S.O.S Clown

Je n’avais mis les pieds dans un CHSLD depuis un bon bout de temps. J’attendais dans l’entrée principale. Ils sont apparus aussitôt que les portes de l’ascenseur se sont ouvertes. S’ils n’avaient pas exagérés leur démarche en se dirigeant vers moi, avec leur sarrau blanc ils auraient pu passer pour du personnel de santé traditionnel. Sans leur nez bien sûr. Ce nez rouge spongieux si caractéristique du clown. Dr Rubber et Dr Monde Dentier de SOS Clown allaient me permettre de voir de près leur travail.
J’avoue avoir été un peu intimidé au départ. J’étais figé, tentant de me rendre invisible pour ne pas nuire à leurs interventions. Doucement, j’allais comme ces petits vieux, tomber sous le charme de ces deux clowns, déguisés en docteurs…
Dans le corridor du premier étage, des personnes âgées assises discutaient entre elles, certaines dans des chaises roulantes, d’autres sur des triporteurs. Une madame atteinte de Parkinson s’agita à notre arrivée; difficile de déceler parmi ses mouvements, ceux qui étaient voulus et ceux provoqués par la maladie. C’était l’entrée en scène de mes deux intervenants. On allait visiter une douzaine de personnes; moi, toujours en retrait comme observateur, tentant de me faire le plus petit possible.

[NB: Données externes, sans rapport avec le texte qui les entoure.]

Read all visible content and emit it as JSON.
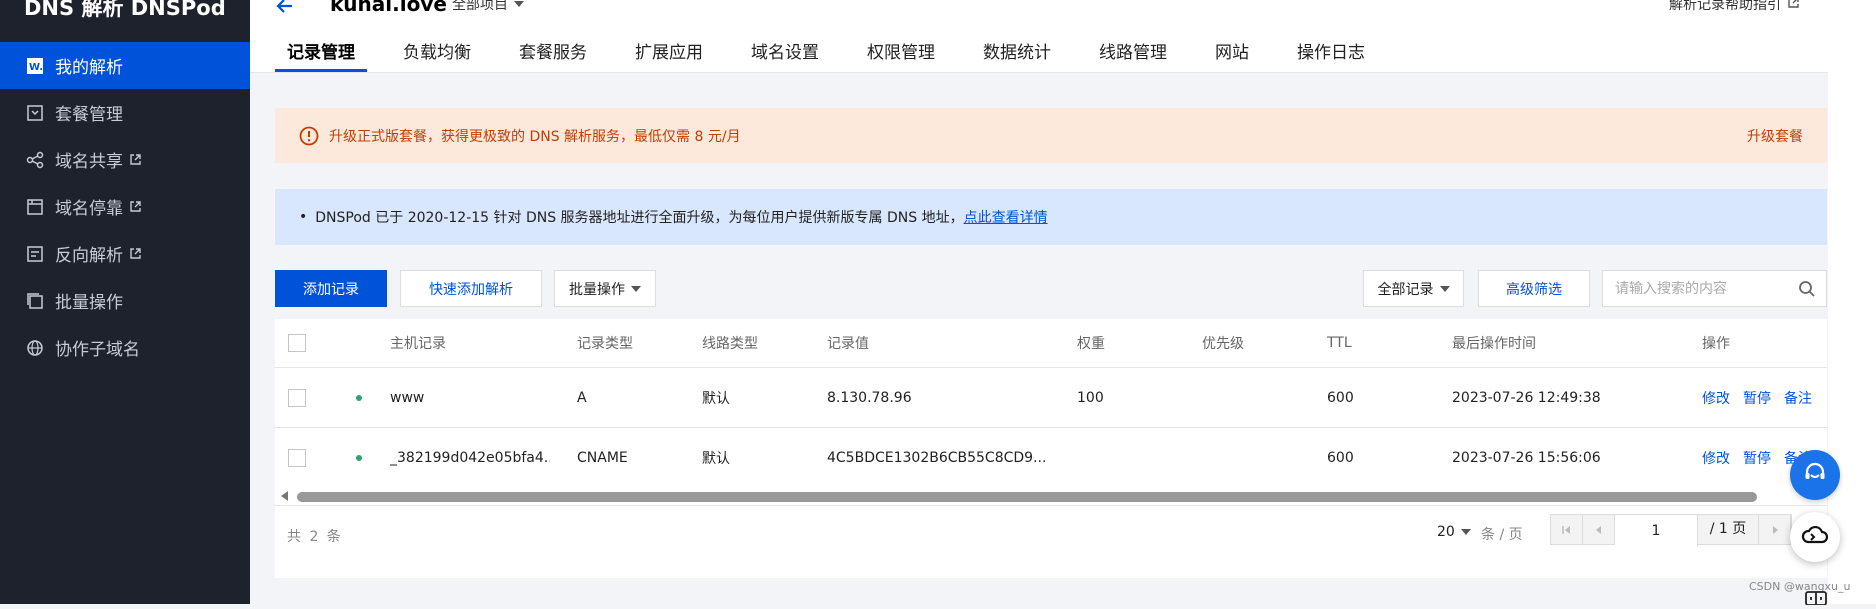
{
  "brand": "DNS 解析 DNSPod",
  "sidebar": {
    "items": [
      {
        "label": "我的解析",
        "icon": "w-logo-icon",
        "external": false,
        "active": true
      },
      {
        "label": "套餐管理",
        "icon": "package-icon",
        "external": false,
        "active": false
      },
      {
        "label": "域名共享",
        "icon": "share-icon",
        "external": true,
        "active": false
      },
      {
        "label": "域名停靠",
        "icon": "parking-icon",
        "external": true,
        "active": false
      },
      {
        "label": "反向解析",
        "icon": "reverse-icon",
        "external": true,
        "active": false
      },
      {
        "label": "批量操作",
        "icon": "batch-icon",
        "external": false,
        "active": false
      },
      {
        "label": "协作子域名",
        "icon": "globe-icon",
        "external": false,
        "active": false
      }
    ]
  },
  "header": {
    "domain": "kuhai.love",
    "project": "全部项目",
    "help": "解析记录帮助指引",
    "tabs": [
      "记录管理",
      "负载均衡",
      "套餐服务",
      "扩展应用",
      "域名设置",
      "权限管理",
      "数据统计",
      "线路管理",
      "网站",
      "操作日志"
    ],
    "active_tab": 0
  },
  "warn_banner": {
    "text": "升级正式版套餐，获得更极致的 DNS 解析服务，最低仅需 8 元/月",
    "action": "升级套餐"
  },
  "info_banner": {
    "bullet": "•",
    "text": "DNSPod 已于 2020-12-15 针对 DNS 服务器地址进行全面升级，为每位用户提供新版专属 DNS 地址，",
    "link": "点此查看详情"
  },
  "toolbar": {
    "add": "添加记录",
    "quick_add": "快速添加解析",
    "batch": "批量操作",
    "filter": "全部记录",
    "advanced": "高级筛选",
    "search_placeholder": "请输入搜索的内容"
  },
  "table": {
    "columns": [
      "主机记录",
      "记录类型",
      "线路类型",
      "记录值",
      "权重",
      "优先级",
      "TTL",
      "最后操作时间",
      "操作"
    ],
    "rows": [
      {
        "host": "www",
        "type": "A",
        "line": "默认",
        "value": "8.130.78.96",
        "weight": "100",
        "priority": "",
        "ttl": "600",
        "time": "2023-07-26 12:49:38",
        "ops": [
          "修改",
          "暂停",
          "备注"
        ],
        "status_color": "#2ba471"
      },
      {
        "host": "_382199d042e05bfa4...",
        "type": "CNAME",
        "line": "默认",
        "value": "4C5BDCE1302B6CB55C8CD9...",
        "weight": "",
        "priority": "",
        "ttl": "600",
        "time": "2023-07-26 15:56:06",
        "ops": [
          "修改",
          "暂停",
          "备注"
        ],
        "status_color": "#2ba471"
      }
    ]
  },
  "footer": {
    "total": "共 2 条",
    "page_size": "20",
    "per_page": "条 / 页",
    "current_page": "1",
    "total_pages": "/ 1 页"
  },
  "watermark": "CSDN @wangxu_u",
  "colors": {
    "primary": "#0052d9",
    "warn_bg": "#fde8dc",
    "warn_text": "#c23e00",
    "info_bg": "#d8e7fd",
    "sidebar_bg": "#1e222d"
  }
}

« Parlez-moi d’amour, redites-moi des choses tendres…»
À genoux, Dr Rubber caressa la main de Gisèle en prenant de ses nouvelles. Assise dans la salle de séjour, elle discutait avec sa nièce avant que les deux clowns apparaissent. Elle parlait de ce voyage à New York, des ces immeubles impressionnants qu’elle avait vus, des rues débordantes de monde. Quand on lui a demandé si elle voulait qu’on lui entonne une chanson, elle a souri telle une petite fille timide tout en acquiesçant. La chanson de Lucienne Boyer « Parlez-moi d’amour… » tombait à point. Lentement, les yeux pétillants de Gisèle se sont mis en vie sous la voix des deux docteurs au nez rouge. La musique, ça réveille des souvenirs. Dans ses yeux embués défilaient des images. Lesquelles? On ne saura jamais, mais la plénitude qui se dégageait de son visage annonçait que ses pensées en étaient des belles. Si belle et si frêle, Gisèle avec ses cheveux si bien coiffés, ses vêtements savamment assortis a voyagé pendant les quelques minutes qu’a duré la chanson, visitant son passé, revoyant au passage les personnes importantes de sa vie. Pendant tout ce temps, sa nièce les yeux dans l’eau, voyait s’illuminer le visage de sa tante. Pour elle aussi, ces quelques minutes d’allégresse sous les voix pas toujours justes de nos deux clowns ont fait le plus grand bien, constatant que Gisèle vivait un petit moment de bonheur.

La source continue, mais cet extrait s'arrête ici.